吴一楠叹了口气,道:“我打了!可是人家不接,我本想再给你打过去,告诉你,她不接电话怎么办,可又担心你睡觉了,把你吵醒不好……再说她不接电话的时候,也没有了呻吟声,我也以为她睡着了,她没事了!”
“可是,她几乎整个晚上都是这么叫啊哼的。”余晓兰的声音尽管还是那么轻柔,但明显表现出不悦,眼睛直直地看着吴一楠,道:“难道她是真的不舒服?”
吴一楠无奈地摇了摇头,心想:其实你余晓兰就是要我点破胡子梅在啪啪啪啪,你自己装傻!既然你需要我点破,那我就点破吧,反正跟我也没有什么关系!点破之后,我还可以更了解你,你对胡子梅到底是一种什么样的态度!
想到这里,吴一楠左看右看,再瞅了一眼餐厅的大门口,把头凑近余晓兰,压低声音,故作神秘地说道:“市长,我感觉胡副市长不是生病,她在……在那个什么……”

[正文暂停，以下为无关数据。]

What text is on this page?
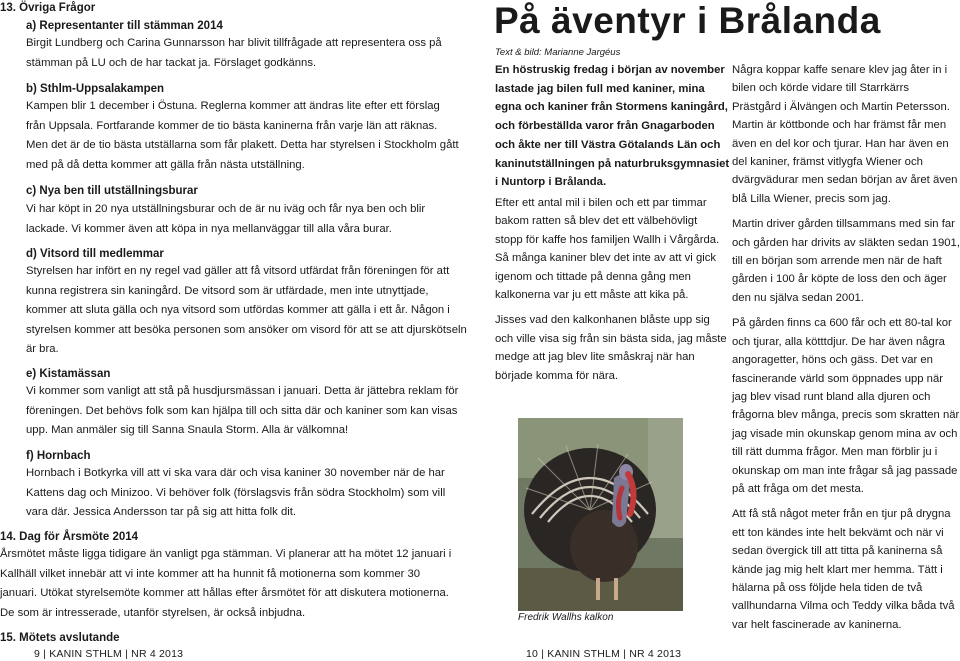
13. Övriga Frågor
a) Representanter till stämman 2014
Birgit Lundberg och Carina Gunnarsson har blivit tillfrågade att representera oss på stämman på LU och de har tackat ja. Förslaget godkänns.
b) Sthlm-Uppsalakampen
Kampen blir 1 december i Östuna. Reglerna kommer att ändras lite efter ett förslag från Uppsala. Fortfarande kommer de tio bästa kaninerna från varje län att räknas. Men det är de tio bästa utställarna som får plakett. Detta har styrelsen i Stockholm gått med på då detta kommer att gälla från nästa utställning.
c) Nya ben till utställningsburar
Vi har köpt in 20 nya utställningsburar och de är nu iväg och får nya ben och blir lackade. Vi kommer även att köpa in nya mellanväggar till alla våra burar.
d) Vitsord till medlemmar
Styrelsen har infört en ny regel vad gäller att få vitsord utfärdat från föreningen för att kunna registrera sin kaningård. De vitsord som är utfärdade, men inte utnyttjade, kommer att sluta gälla och nya vitsord som utfördas kommer att gälla i ett år. Någon i styrelsen kommer att besöka personen som ansöker om visord för att se att djurskötseln är bra.
e) Kistamässan
Vi kommer som vanligt att stå på husdjursmässan i januari. Detta är jättebra reklam för föreningen. Det behövs folk som kan hjälpa till och sitta där och kaniner som kan visas upp. Man anmäler sig till Sanna Snaula Storm. Alla är välkomna!
f) Hornbach
Hornbach i Botkyrka vill att vi ska vara där och visa kaniner 30 november när de har Kattens dag och Minizoo. Vi behöver folk (förslagsvis från södra Stockholm) som vill vara där. Jessica Andersson tar på sig att hitta folk dit.
14. Dag för Årsmöte 2014
Årsmötet måste ligga tidigare än vanligt pga stämman. Vi planerar att ha mötet 12 januari i Kallhäll vilket innebär att vi inte kommer att ha hunnit få motionerna som kommer 30 januari. Utökat styrelsemöte kommer att hållas efter årsmötet för att diskutera motionerna. De som är intresserade, utanför styrelsen, är också inbjudna.
15. Mötets avslutande
9 | KANIN STHLM | NR 4 2013
På äventyr i Brålanda
Text & bild: Marianne Jargéus
En höstruskig fredag i början av november lastade jag bilen full med kaniner, mina egna och kaniner från Stormens kaningård, och förbeställda varor från Gnagarboden och åkte ner till Västra Götalands Län och kaninutställningen på naturbruksgymnasiet i Nuntorp i Brålanda.

Efter ett antal mil i bilen och ett par timmar bakom ratten så blev det ett välbehövligt stopp för kaffe hos familjen Wallh i Vårgårda. Så många kaniner blev det inte av att vi gick igenom och tittade på denna gång men kalkonerna var ju ett måste att kika på.

Jisses vad den kalkonhanen blåste upp sig och ville visa sig från sin bästa sida, jag måste medge att jag blev lite småskraj när han började komma för nära.

Fredrik Wallhs kalkon

Några koppar kaffe senare klev jag åter in i bilen och körde vidare till Starrkärrs Prästgård i Älvängen och Martin Petersson. Martin är köttbonde och har främst får men även en del kor och tjurar. Han har även en del kaniner, främst vitlygfa Wiener och dvärgvädurar men sedan början av året även blå Lilla Wiener, precis som jag.

Martin driver gården tillsammans med sin far och gården har drivits av släkten sedan 1901, till en början som arrende men när de haft gården i 100 år köpte de loss den och äger den nu själva sedan 2001.

På gården finns ca 600 får och ett 80-tal kor och tjurar, alla kötttdjur. De har även några angoragetter, höns och gäss. Det var en fascinerande värld som öppnades upp när jag blev visad runt bland alla djuren och frågorna blev många, precis som skratten när jag visade min okunskap genom mina av och till rätt dumma frågor. Men man förblir ju i okunskap om man inte frågar så jag passade på att fråga om det mesta.

Att få stå något meter från en tjur på drygna ett ton kändes inte helt bekvämt och när vi sedan övergick till att titta på kaninerna så kände jag mig helt klart mer hemma. Tätt i hälarna på oss följde hela tiden de två vallhundarna Vilma och Teddy vilka båda två var helt fascinerade av kaninerna.

10 | KANIN STHLM | NR 4 2013
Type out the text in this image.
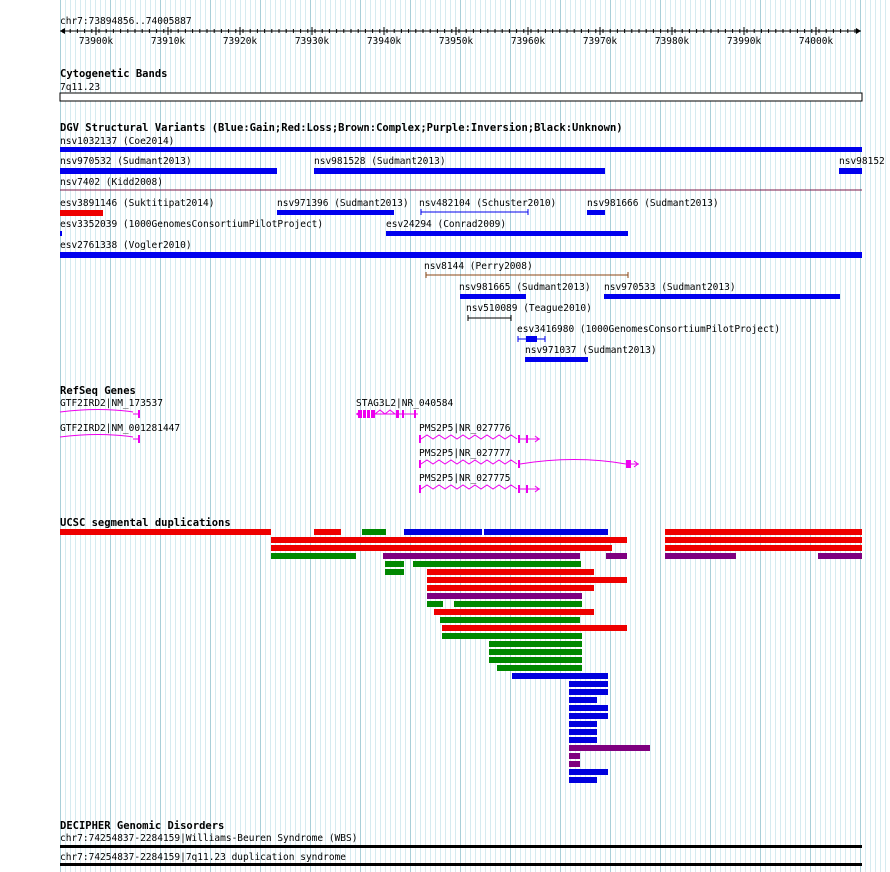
chr7:73894856..74005887
73900k	73910k	73920k	73930k	73940k	73950k	73960k	73970k	73980k	73990k	74000k
Cytogenetic Bands
7q11.23
DGV Structural Variants (Blue:Gain;Red:Loss;Brown:Complex;Purple:Inversion;Black:Unknown)
nsv1032137 (Coe2014)
nsv970532 (Sudmant2013)	nsv981528 (Sudmant2013)	nsv98152
nsv7402 (Kidd2008)
esv3891146 (Suktitipat2014)	nsv971396 (Sudmant2013) nsv482104 (Schuster2010)	nsv981666 (Sudmant2013)
esv3352039 (1000GenomesConsortiumPilotProject)	esv24294 (Conrad2009)
esv2761338 (Vogler2010)
nsv8144 (Perry2008)
nsv981665 (Sudmant2013) nsv970533 (Sudmant2013)
nsv510089 (Teague2010)
esv3416980 (1000GenomesConsortiumPilotProject)
nsv971037 (Sudmant2013)
RefSeq Genes
GTF2IRD2|NM_173537	STAG3L2|NR_040584
GTF2IRD2|NM_001281447	PMS2P5|NR_027776
PMS2P5|NR_027777
PMS2P5|NR_027775
UCSC segmental duplications
DECIPHER Genomic Disorders
chr7:74254837-2284159|Williams-Beuren Syndrome (WBS)
chr7:74254837-2284159|7q11.23 duplication syndrome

“她在干什么?”余晓兰心里一震,脱口问道:“不会自己给自己治病吧?”
吴一楠一愣,他不知道余晓兰说的“自己给自己治病”是什么意思,只好看着余晓兰傻笑。
看着吴一楠只顾笑,余晓兰也以为吴一楠知道她话的意思,道:“昨天晚上你原是知道的啊,她自己给自己治病,所以,你懒得去骚扰她?”
余晓兰的话音落下,吴一楠这才意识到,不能不懂装懂,否则是自己惨,不是胡子梅惨啊。
于是,吴一楠笑道:“市长,您刚才说的‘自己给自己治病’,什么意思啊?我还真不明白是什么意思呢。”
“咯咯咯——”余晓兰突然咯咯咯笑了起来,餐厅的几个人同时往这边看来,余晓兰赶紧捂着嘴巴,好不容易止住了笑,刚想说什么,只见胡子梅穿着一条粉色的连衣长裙,从门外飘了进来……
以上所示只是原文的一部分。